Optimization and Basic Problem Solving

Basic problems¶

https://www.nginx.com/resources/wiki/start/topics/tutorials/config_pitfalls/

HASH BUCKET MEMORY PROBLEM¶

http://nginx.org/en/docs/hash.html

To avoid a possible hash bucket memory problem that can arise from adding additional server names, it is necessary to adjust a single value in the /etc/nginx/nginx.conf file. Open the file:

Bash

sudo nano /etc/nginx/nginx.conf

Find the server_names_hash_bucket_size directive and remove the # symbol to uncomment the line. If you are using nano, you can quickly search for words in the file by pressing CTRL and w. In Google Cloud environments, you need to use CTRL and Q to search for words in the file.

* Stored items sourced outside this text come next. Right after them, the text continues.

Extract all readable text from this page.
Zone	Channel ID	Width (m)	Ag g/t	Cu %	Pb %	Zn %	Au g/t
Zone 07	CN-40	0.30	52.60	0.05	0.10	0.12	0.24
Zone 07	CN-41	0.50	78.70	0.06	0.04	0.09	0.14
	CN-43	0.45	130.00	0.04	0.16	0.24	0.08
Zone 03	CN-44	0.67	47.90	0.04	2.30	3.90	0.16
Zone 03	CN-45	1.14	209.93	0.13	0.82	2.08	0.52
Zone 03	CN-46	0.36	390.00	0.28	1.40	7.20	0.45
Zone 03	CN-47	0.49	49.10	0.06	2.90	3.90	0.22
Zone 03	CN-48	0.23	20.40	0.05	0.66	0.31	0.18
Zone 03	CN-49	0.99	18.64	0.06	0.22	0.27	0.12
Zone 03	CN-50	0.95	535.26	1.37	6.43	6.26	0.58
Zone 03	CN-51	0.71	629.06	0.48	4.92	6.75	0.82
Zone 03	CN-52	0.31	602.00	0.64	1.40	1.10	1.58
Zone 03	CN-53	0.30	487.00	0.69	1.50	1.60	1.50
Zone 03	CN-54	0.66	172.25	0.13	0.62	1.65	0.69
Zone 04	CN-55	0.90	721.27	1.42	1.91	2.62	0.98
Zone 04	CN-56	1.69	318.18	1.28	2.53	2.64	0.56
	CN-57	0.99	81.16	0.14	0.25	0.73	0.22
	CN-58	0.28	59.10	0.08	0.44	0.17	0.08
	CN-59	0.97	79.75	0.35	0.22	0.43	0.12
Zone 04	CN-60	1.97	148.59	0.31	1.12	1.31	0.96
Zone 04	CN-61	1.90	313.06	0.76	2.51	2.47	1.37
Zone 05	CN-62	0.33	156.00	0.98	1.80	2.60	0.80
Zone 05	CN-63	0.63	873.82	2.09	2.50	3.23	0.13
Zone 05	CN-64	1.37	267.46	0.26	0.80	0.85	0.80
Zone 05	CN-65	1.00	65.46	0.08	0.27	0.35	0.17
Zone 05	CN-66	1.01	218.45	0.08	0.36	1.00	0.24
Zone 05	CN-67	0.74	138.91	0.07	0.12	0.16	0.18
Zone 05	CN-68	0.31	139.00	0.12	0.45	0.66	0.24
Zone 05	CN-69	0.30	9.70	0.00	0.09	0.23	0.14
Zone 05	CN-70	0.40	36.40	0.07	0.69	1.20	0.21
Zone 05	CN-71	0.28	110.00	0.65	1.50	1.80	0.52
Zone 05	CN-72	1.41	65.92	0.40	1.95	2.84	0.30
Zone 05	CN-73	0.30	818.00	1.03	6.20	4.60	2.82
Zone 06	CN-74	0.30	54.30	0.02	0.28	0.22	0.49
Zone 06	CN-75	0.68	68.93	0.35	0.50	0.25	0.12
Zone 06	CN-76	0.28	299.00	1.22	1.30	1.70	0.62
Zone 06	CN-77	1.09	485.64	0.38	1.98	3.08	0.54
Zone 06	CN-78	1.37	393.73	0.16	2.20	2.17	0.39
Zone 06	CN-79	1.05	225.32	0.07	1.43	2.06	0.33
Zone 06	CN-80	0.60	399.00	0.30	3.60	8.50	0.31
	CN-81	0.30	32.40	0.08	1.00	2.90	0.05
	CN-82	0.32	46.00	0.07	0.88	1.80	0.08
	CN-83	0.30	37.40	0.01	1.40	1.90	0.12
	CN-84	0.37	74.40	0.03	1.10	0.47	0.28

Note: Commenting out lines of code – usually by putting # at the start of a line – is another way of disabling them without needing to actually delete them. Many configuration files ship with multiple options commented out so that they can be enabled or disabled, by toggling them between active code and documentation.

Bash

...
http {
    ...
    server_names_hash_bucket_size 64;
    ...
}
...

Save and close the file when you are finished.

Next, test to make sure that there are no syntax errors in any of your Nginx files:

Nginx Security Checklist¶

https://www.nginx.com/blog/nginx-security-checklist/

Hardening Mysql¶

After the installation is complete, it is recommended to run the security script that comes pre-installed with MySQL. This script removes some insecure defaults and prevents access to the database system. Run the following command to start the script:

Bash

sudo mysql_secure_installation

You will be asked if you want to configure the VALIDATE PASSWORD PLUGIN.

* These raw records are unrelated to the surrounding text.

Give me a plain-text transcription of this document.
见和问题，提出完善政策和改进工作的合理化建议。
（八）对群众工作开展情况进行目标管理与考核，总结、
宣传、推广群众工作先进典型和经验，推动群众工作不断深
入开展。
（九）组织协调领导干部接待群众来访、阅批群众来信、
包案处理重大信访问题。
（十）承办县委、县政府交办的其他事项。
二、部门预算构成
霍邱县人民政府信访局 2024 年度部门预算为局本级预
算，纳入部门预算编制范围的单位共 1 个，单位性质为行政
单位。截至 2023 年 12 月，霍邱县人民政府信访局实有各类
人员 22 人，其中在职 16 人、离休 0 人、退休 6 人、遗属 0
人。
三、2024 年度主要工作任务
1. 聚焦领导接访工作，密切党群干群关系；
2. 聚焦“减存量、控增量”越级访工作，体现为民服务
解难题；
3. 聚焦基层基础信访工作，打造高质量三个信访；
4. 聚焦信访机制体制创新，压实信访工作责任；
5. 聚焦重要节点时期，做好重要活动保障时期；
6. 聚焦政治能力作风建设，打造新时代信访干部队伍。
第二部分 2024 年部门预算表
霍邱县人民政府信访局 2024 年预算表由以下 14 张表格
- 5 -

Note: If enabled, MySQL will reject passwords that do not meet the specified criteria. Disabling confirmation is safe, but the system should always use strong, unique passwords for database credentials.

Answer Y if you want yes, or something else to continue without deployment:

Bash

Output
VALIDATE PASSWORD COMPONENT can be used to test passwords
and improve security. It checks the strength of password
and allows the users to set only those passwords which are
secure enough. Would you like to setup VALIDATE PASSWORD component?

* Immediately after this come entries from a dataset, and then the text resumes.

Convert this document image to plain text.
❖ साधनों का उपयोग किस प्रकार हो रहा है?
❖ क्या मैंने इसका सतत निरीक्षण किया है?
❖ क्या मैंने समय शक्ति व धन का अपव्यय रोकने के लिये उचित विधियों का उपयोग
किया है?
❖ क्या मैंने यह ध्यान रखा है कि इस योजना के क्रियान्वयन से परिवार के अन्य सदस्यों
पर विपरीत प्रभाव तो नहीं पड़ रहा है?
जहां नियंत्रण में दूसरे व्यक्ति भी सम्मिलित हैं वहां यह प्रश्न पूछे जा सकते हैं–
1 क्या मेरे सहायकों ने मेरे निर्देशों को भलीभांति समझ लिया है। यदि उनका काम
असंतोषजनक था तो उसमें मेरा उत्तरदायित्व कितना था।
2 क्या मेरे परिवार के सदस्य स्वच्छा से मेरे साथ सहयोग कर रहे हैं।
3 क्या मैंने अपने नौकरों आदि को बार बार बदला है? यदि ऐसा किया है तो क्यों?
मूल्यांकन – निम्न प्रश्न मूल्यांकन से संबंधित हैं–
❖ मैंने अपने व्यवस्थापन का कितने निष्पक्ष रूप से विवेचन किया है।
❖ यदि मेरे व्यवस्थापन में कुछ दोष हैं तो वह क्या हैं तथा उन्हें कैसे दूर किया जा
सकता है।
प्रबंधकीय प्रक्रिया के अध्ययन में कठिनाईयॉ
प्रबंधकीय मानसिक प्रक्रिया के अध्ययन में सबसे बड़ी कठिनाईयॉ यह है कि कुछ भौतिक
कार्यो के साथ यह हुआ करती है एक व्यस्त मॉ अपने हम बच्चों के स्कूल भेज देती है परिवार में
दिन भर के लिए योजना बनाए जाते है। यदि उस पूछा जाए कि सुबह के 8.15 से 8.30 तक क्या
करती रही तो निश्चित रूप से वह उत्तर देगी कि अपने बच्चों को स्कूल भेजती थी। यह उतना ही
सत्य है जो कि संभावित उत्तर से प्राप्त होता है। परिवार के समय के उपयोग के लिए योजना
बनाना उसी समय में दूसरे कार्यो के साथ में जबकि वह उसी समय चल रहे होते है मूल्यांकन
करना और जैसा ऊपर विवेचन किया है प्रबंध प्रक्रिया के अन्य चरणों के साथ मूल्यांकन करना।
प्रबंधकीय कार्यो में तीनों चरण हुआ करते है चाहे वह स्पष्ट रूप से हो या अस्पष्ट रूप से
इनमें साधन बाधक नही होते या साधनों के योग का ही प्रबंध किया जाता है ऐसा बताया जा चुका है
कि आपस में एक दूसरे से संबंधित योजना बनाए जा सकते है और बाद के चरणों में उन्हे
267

Press y|Y for Yes, any other key for No:

If the answer is "yes", you will be asked to select a password confirmation level. If the strongest level 2 is selected, errors are received when trying to set a password that does not contain numbers, uppercase and lowercase letters, or special characters:

Bash

Output
There are three levels of password validation policy:

LOW    Length >= 8
MEDIUM Length >= 8, numeric, mixed case, and special characters
STRONG Length >= 8, numeric, mixed case, special characters and dictionary              file

Please enter 0 = LOW, 1 = MEDIUM and 2 = STRONG: 1

Regardless of whether the VALIDATE PASSWORD PLUGIN is selected, the server prompts the MySQL root user (root) to select and confirm a password. This should not be confused with the system root user. The database root user is a root user with full rights to the database system. Although the default authentication method for MySQL root does not use a password, even if it is set, a strong password should be set as an additional security measure.

If you have enabled password confirmation, you will be shown the strength of the root password you entered and your server will ask if you want to continue with this password. If you're happy with your current password, press Y to get "yes" to the prompt:

Bash

Output
Estimated strength of the password: 100 
Do you wish to continue with the password provided?(Press y|Y for Yes, any other key for No) : y

For other questions, press Y and press ENTER at each prompt. This will remove some Anonymous users and the test database, disable remote logins, and load these new rules so that MySQL immediately follows your changes.

Let's test whether we can log into the MySQL console:

Bash

sudo mysql

This will connect to the MySQL server as the administrator database user root.

Bash

Output
Welcome to the MySQL monitor.  Commands end with ; or \g.
Your MySQL connection id is 10
Server version: 8.0.28-0ubuntu4 (Ubuntu)

Copyright (c) 2000, 2022, Oracle and/or its affiliates.

Oracle is a registered trademark of Oracle Corporation and/or its
affiliates. Other names may be trademarks of their respective
owners.

Type 'help;' or '\h' for help. Type '\c' to clear the current input statement.

mysql>

Exit the MySQL console by typing the following:

Bash

exit

Note that there was no need to provide a password when connecting as root, even though one was set when running the mysql_secure_installation script. This is because when installed on Ubuntu, the default authentication method for the admin MySQL user is auth_socket instead of a method using a password. This may seem like a security concern at first, but it makes the database server more secure because the only users who can log in as MySQL root are system users with sudo privileges who connect from the console or through an application running the same program. In practice, this means that it is not possible to use the administrator database root user to connect from a PHP application.

For added security, it is best to have separate user accounts assigned to each database with less extensive privileges, especially if multiple databases are to be maintained on the server.